Untreated addiction leads to higher costs in other areas. Emergency room visits and increased hospitalizations due to addiction lead to increased health care spending. About 1/3 of hospital admissions are the result of risky drug use and addiction. Untreated addiction causes more than 70 diseases — like liver disease, hepatitis, HIV/AIDS, Fetal Alcohol Syndrome, etc. — requiring medical care.  All of that gets added to tab picked up by taxpayers. Since 1986, hospitals and emergency rooms have been required to treat all patients regardless of their ability to pay. Those costs get passed on to the rest of us, as addicts who land in emergency rooms and hospitals beds with addiction-related conditions are usually among the uninsured.

Untreated addition has costs far beyond health care. Because we treat addiction as a crime rather than an illness, we spend money on police, courts, and incarceration as we move addicts though the criminal justice system. In our prisons and jails, 86 percent of inmates are there for substance-related issues, and two thirds meet the criteria for addiction. We pay about $25,000 per year to keep each of them locked up, but often fail to treat the addictions that landed them there in the first place. Other consequences of untreated addiction — unemployment, homelessness, child abuse, domestic violence, mental illness, etc. — has expensive ramifications for our welfare system.

Altogether, federal state and local government spend about $467 billion per year on problems related to untreated addiction, accounting for 10% of the federal budget and 10 percent of most state budgets. Split the bill between all of us, and that comes to a yearly cost about $1,500 for every person in America. Just 2 cents of every dollar spend goes towards prevention and treatment. The other 96 cents goes to pay for the consequences of failing to prevent and treat substance abuse.

Providing treatment actually saves money.

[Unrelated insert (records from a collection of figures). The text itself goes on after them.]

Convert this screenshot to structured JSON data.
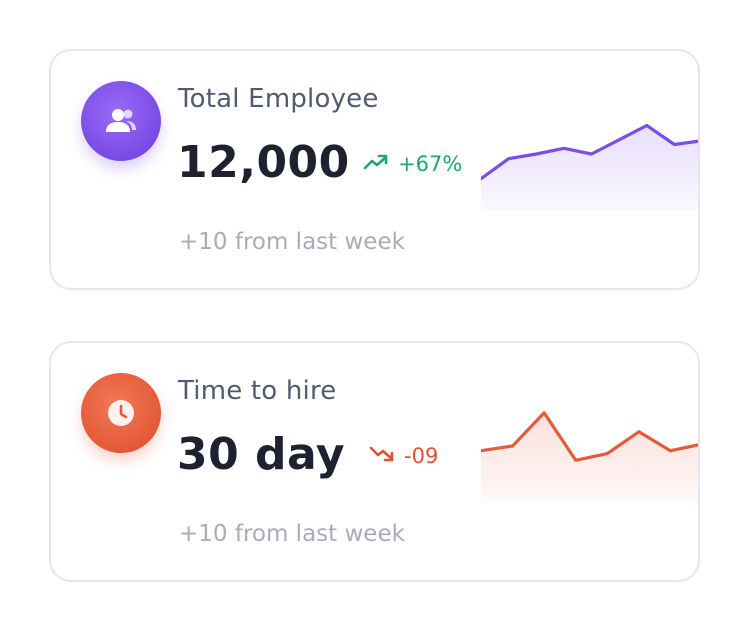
{
  "cards": [
    {
      "icon": "users-icon",
      "title": "Total Employee",
      "value": "12,000",
      "change": "+67%",
      "trend": "up",
      "footnote": "+10 from last week",
      "accent": "#7b4de8",
      "change_color": "#1fa66f",
      "sparkline": [
        34,
        55,
        60,
        66,
        60,
        75,
        90,
        70,
        74
      ]
    },
    {
      "icon": "clock-icon",
      "title": "Time to hire",
      "value": "30 day",
      "change": "-09",
      "trend": "down",
      "footnote": "+10 from last week",
      "accent": "#e55b39",
      "change_color": "#e0512f",
      "sparkline": [
        55,
        60,
        95,
        45,
        52,
        75,
        55,
        62
      ]
    }
  ]
}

Every dollar spent on treatment saves $7 to $12 spent on the consequences of untreated addiction. According to a UCLA study, every $1,583 spend on addiction treatment is offset by $11,487 in savings — money that we would otherwise spend on the costs of medical care, mental health services, incarceration, unemployment, and public aid related to untreated addiction.

The sequester means that at least 200,000 more Americans will not get the substance abuse treatment they need. Any supposed “savings” will be obliterated by the cost of the consequences for denying treatment. The human cost to communities, families, and addicts themselves is incalculable — and unconscionable.